I sociologi francesi Luc Boltanski ed Eve Chiapello hanno proposto una convincente periodizzazione del capitalismo, che non potrò però tuttavia esaminare in questa sede per ragioni di spazio. Il solo aspetto della loro trattazione che esaminerò qui è la loro teoria della genesi, sviluppo ed esito della cosiddetta “sinistra”. Essi rilevano che nel periodo storico che va grosso modo dal 1871 al 1968 la “sinistra” si era costituita sulla base di una alleanza fra una critica economico-sociale alle ingiustizie distributive del capitalismo, di cui erano titolari le classi popolari, operaie, salariate e proletarie, ed una critica artistico- culturale all’ipocrisia della morale della borghesia, di cui erano invece titolari appunto gli intellettuali di “avanguardia”. Questa alleanza durò fino al Sessantotto (da non confondere con gli empirici eventi dell’anno 1968), in cui il capitalismo cominciò a sviluppare una logica riproduttiva post-borghese (e quindi inevitabilmente anche post-proletaria, dal momento che borghesia e proletariato sono opposti dialettici in correlazione unitaria essenziale, e non c’è l’uno senza l’altra), liberalizzando integralmente il costume e le forme di vita vetero-borghesi. Il liberalismo vinse così direttamente all’interno del ceto degli intellettuali, sempre più “creativi” e “postmoderni”, mentre la vittoria sul proletariato venne realizzata con l’indebolimento della sovranità monetaria dello stato nazionale, la globalizzazione, l’economia del debito, eccetera.

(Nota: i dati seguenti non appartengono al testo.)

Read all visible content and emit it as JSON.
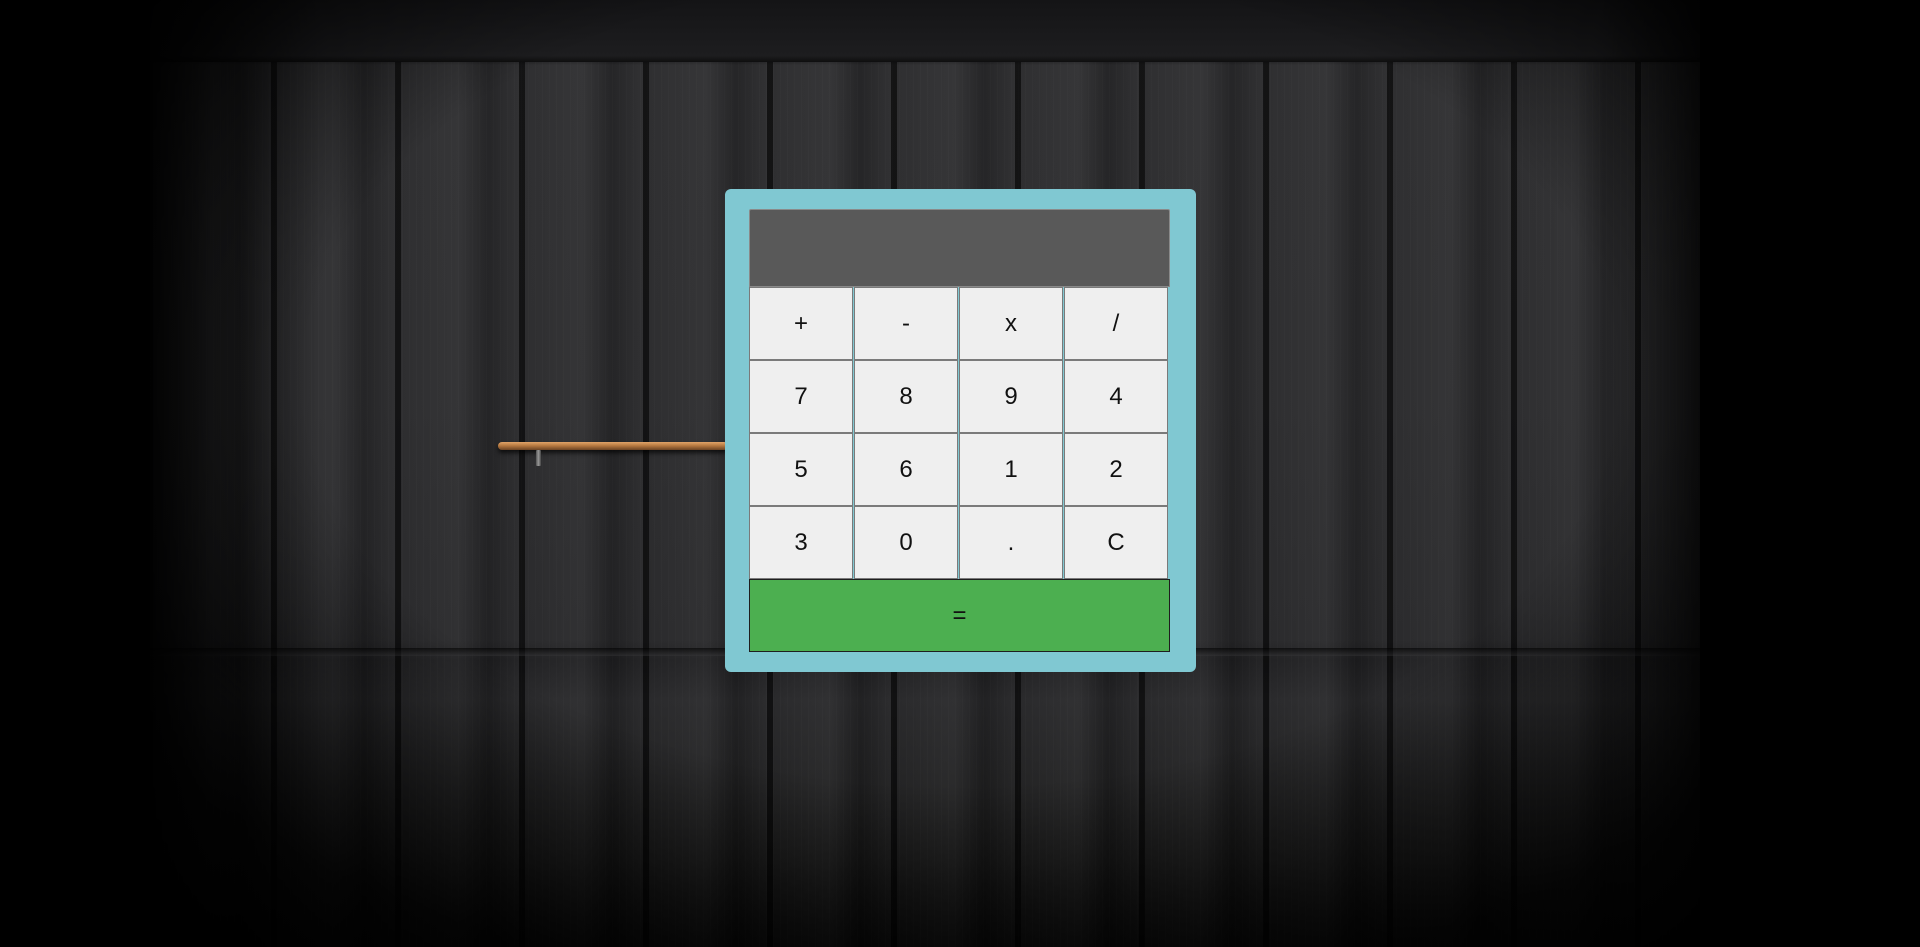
{
  "display": {
    "value": ""
  },
  "keys": {
    "row1": [
      "+",
      "-",
      "x",
      "/"
    ],
    "row2": [
      "7",
      "8",
      "9",
      "4"
    ],
    "row3": [
      "5",
      "6",
      "1",
      "2"
    ],
    "row4": [
      "3",
      "0",
      ".",
      "C"
    ]
  },
  "equals_label": "=",
  "colors": {
    "frame": "#80c8d2",
    "display": "#595959",
    "key": "#efefef",
    "equals": "#4caf50",
    "rod": "#b87a41"
  }
}
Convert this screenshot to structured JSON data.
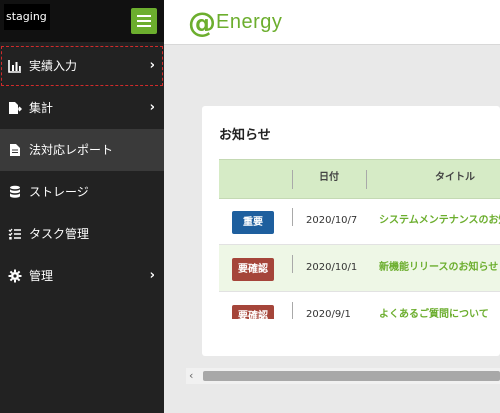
{
  "sidebar": {
    "env_label": "staging",
    "items": [
      {
        "label": "実績入力",
        "icon": "bar-chart-icon",
        "has_chevron": true
      },
      {
        "label": "集計",
        "icon": "export-file-icon",
        "has_chevron": true
      },
      {
        "label": "法対応レポート",
        "icon": "document-icon",
        "has_chevron": false
      },
      {
        "label": "ストレージ",
        "icon": "database-icon",
        "has_chevron": false
      },
      {
        "label": "タスク管理",
        "icon": "task-list-icon",
        "has_chevron": false
      },
      {
        "label": "管理",
        "icon": "gear-icon",
        "has_chevron": true
      }
    ],
    "chevron": "›"
  },
  "header": {
    "logo_mark": "@",
    "logo_text": "Energy"
  },
  "notices": {
    "title": "お知らせ",
    "columns": {
      "date": "日付",
      "title": "タイトル"
    },
    "rows": [
      {
        "badge": "重要",
        "badge_color": "#1e5f9e",
        "date": "2020/10/7",
        "title": "システムメンテナンスのお知らせ"
      },
      {
        "badge": "要確認",
        "badge_color": "#a5453a",
        "date": "2020/10/1",
        "title": "新機能リリースのお知らせ"
      },
      {
        "badge": "要確認",
        "badge_color": "#a5453a",
        "date": "2020/9/1",
        "title": "よくあるご質問について"
      }
    ]
  },
  "scrollbar": {
    "left_arrow": "‹"
  },
  "colors": {
    "accent": "#6cae2e",
    "sidebar_bg": "#222222",
    "table_header_bg": "#d6ebc6"
  }
}
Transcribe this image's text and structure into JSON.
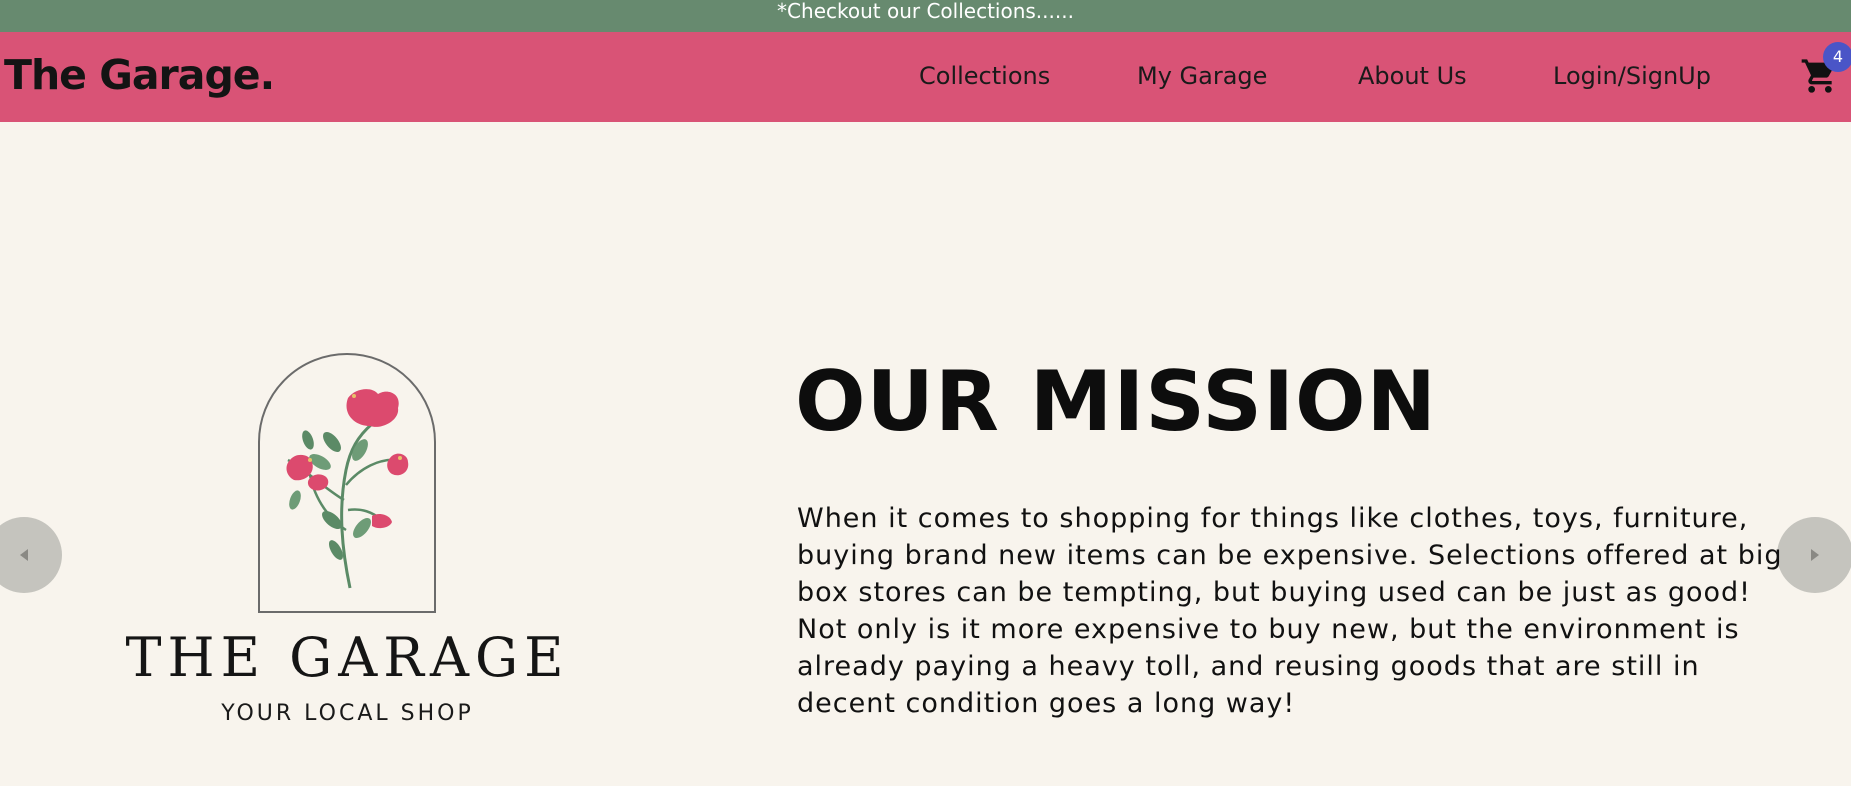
{
  "announcement": "*Checkout our Collections......",
  "brand": "The Garage.",
  "nav": {
    "items": [
      {
        "label": "Collections"
      },
      {
        "label": "My Garage"
      },
      {
        "label": "About Us"
      },
      {
        "label": "Login/SignUp"
      }
    ],
    "cart_count": "4",
    "cart_icon": "shopping-cart-icon"
  },
  "logo": {
    "title": "THE GARAGE",
    "subtitle": "YOUR LOCAL SHOP",
    "icon": "flower-arch-icon"
  },
  "mission": {
    "title": "OUR MISSION",
    "body": "When it comes to shopping for things like clothes, toys, furniture, buying brand new items can be expensive. Selections offered at big box stores can be tempting, but buying used can be just as good! Not only is it more expensive to buy new, but the environment is already paying a heavy toll, and reusing goods that are still in decent condition goes a long way!"
  },
  "carousel": {
    "prev_icon": "chevron-left-icon",
    "next_icon": "chevron-right-icon"
  },
  "colors": {
    "announcement_bg": "#678a6f",
    "navbar_bg": "#d95376",
    "page_bg": "#f8f4ed",
    "badge_bg": "#4a55c7",
    "arrow_bg": "#c5c4be"
  }
}
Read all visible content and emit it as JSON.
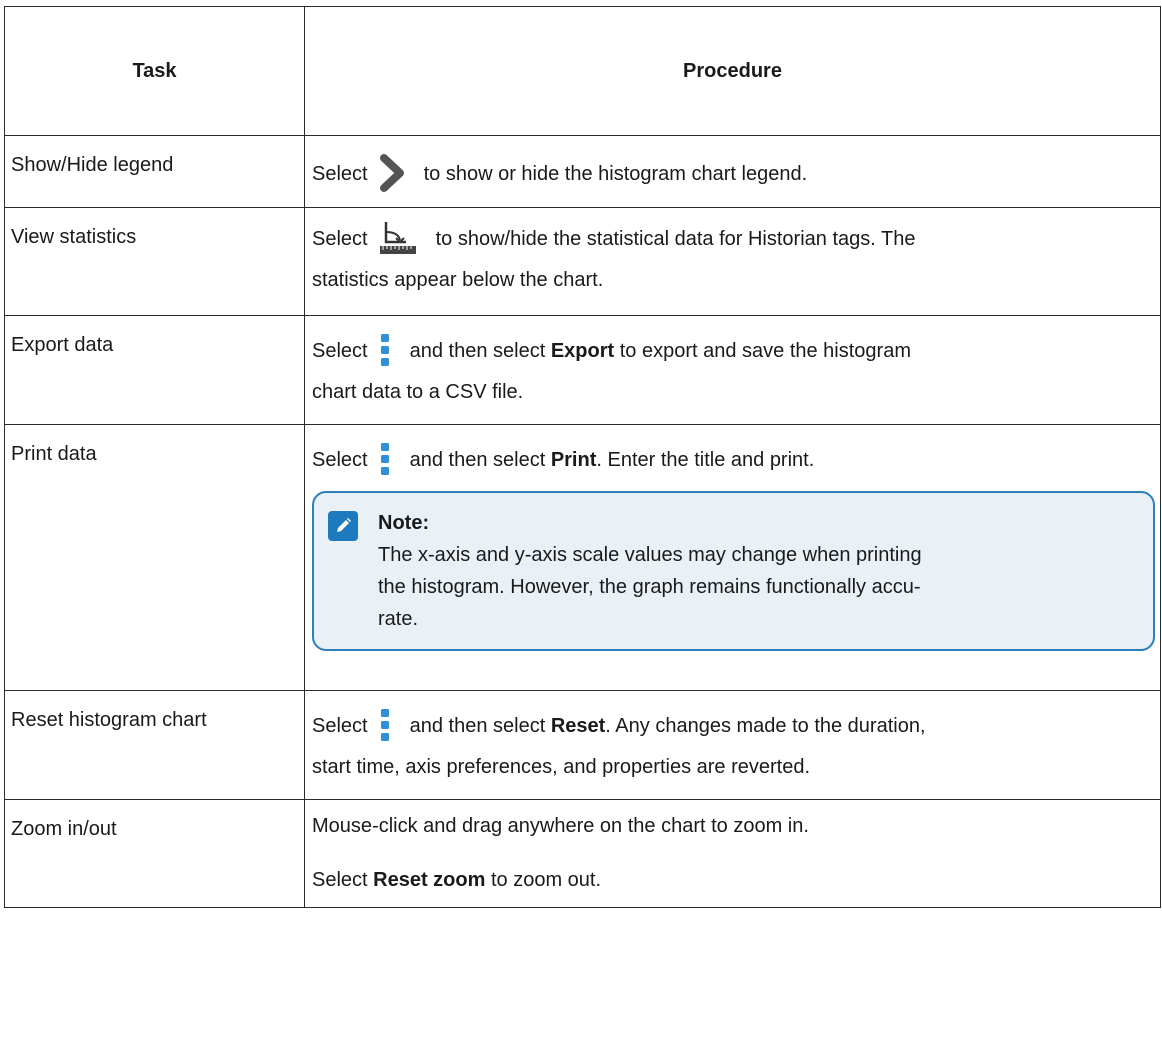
{
  "headers": {
    "task": "Task",
    "procedure": "Procedure"
  },
  "rows": [
    {
      "task": "Show/Hide legend",
      "select": "Select",
      "text": "to show or hide the histogram chart legend."
    },
    {
      "task": "View statistics",
      "select": "Select",
      "text1": "to show/hide the statistical data for Historian tags. The",
      "text2": "statistics appear below the chart."
    },
    {
      "task": "Export data",
      "select": "Select",
      "pre": "and then select",
      "bold": "Export",
      "post": "to export and save the histogram",
      "text2": "chart data to a CSV file."
    },
    {
      "task": "Print data",
      "select": "Select",
      "pre": "and then select",
      "bold": "Print",
      "post": ". Enter the title and print.",
      "note": {
        "title": "Note:",
        "line1": "The x-axis and y-axis scale values may change when printing",
        "line2": "the histogram. However, the graph remains functionally accu-",
        "line3": "rate."
      }
    },
    {
      "task": "Reset histogram chart",
      "select": "Select",
      "pre": "and then select",
      "bold": "Reset",
      "post": ". Any changes made to the duration,",
      "text2": "start time, axis preferences, and properties are reverted."
    },
    {
      "task": "Zoom in/out",
      "text1": "Mouse-click and drag anywhere on the chart to zoom in.",
      "pre": "Select",
      "bold": "Reset zoom",
      "post": "to zoom out."
    }
  ],
  "icons": {
    "chevron": "chevron-right-icon",
    "stats": "statistics-ruler-icon",
    "more": "more-vertical-icon",
    "note": "pencil-note-icon"
  },
  "colors": {
    "icon_gray": "#555555",
    "kebab_blue": "#2f8fd8",
    "note_bg": "#e9f1f7",
    "note_border": "#2c7fb8",
    "note_icon": "#1e7abf"
  }
}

In questa sede, non mi interessa “coerentizzare” le rispettive tesi di Bordiga, Del Noce e Boltanski-Chiapello. Sarebbe certamente possibile farlo, ed in questo modo si mostrerebbe alla luce del giorno che i processi di integrazione subalterna neoliberale della

“sinistra” non sono affatto casuali o semplice frutto di un “tradimento” o di semplice corruzione monetaria dei suoi dirigenti ed intellettuali (anche se anche gli alti redditi certa- mente “aiutano”), ma sono il risultato di processi storici maestosi di lunga durata, uniti ad una stupidità ed ingenuità ideologiche sbalorditive, che risultano però visibili soltanto al “crepuscolo”, quando cioè si leva la hegeliana nottola di Minerva della consapevolezza storica.

I rilievi che tu fai a proposito di un processo di trasformazione che non si rivolge tanto contro lo Stato quanto al di fuori ed al di là dello Stato sono quindi assolutamente corretti e pertinenti, e trovano la loro logica di spiegazione soprattutto nella dinamica della privatizzazione della vita sociale da me (e da te) esaminata nella prima risposta. La “sinistra” vi aderisce non solo per la sua tradizionale subalternità politica e culturale, esito della storica inferiorità dei dominati rispetto ai dominanti, ma perchè in essa la componente anarchica anti-statuale si è alla fine affermata contro la componente che tendeva ad una “egemonia” alternativa a quella dei dominanti stessi. Non si tratta più però dell’anarchismo storico dei braccianti andalusi o degli artigiani svizzeri, ma del nuovo anarchismo postmoderno dei ceti intellettuali parassitari, che è sempre e soltanto una variante spocchiosa e snob dell’individualismo liberale. E’ questa la ragione per cui è diventa storicamente obsoleta la pur generosa difesa di Bobbio dell’identità differenziale della Sinistra rispetto alla Destra in base all’idealtipo pratico dell’eguaglianza. Per essere praticata e non restare un’ipocrita parola vuota, l’eguaglianza ha appunto bisogno della sovranità politica di forze sociali che si coagulano necessariamente anche intorno ad una statualità decisionale. Il libero gioco sovrano delle forze economiche produce soltanto incremento della diseguaglianza. Noi ci troviamo oggi in questa situazione, e l’approdo ideologico neoliberale della “sinistra” è un fattore aggiuntivo del blocco di fronte a cui ci troviamo. Lo stesso esito giudiziario della sinistra anti-berlusconiana in Italia, ridotta a spiare dal buco della serratura della villa di Arcore, rivela la natura privatistica cui è ridotto il conflitto politico oggi. Non ne verremo fuori presto, purtroppo.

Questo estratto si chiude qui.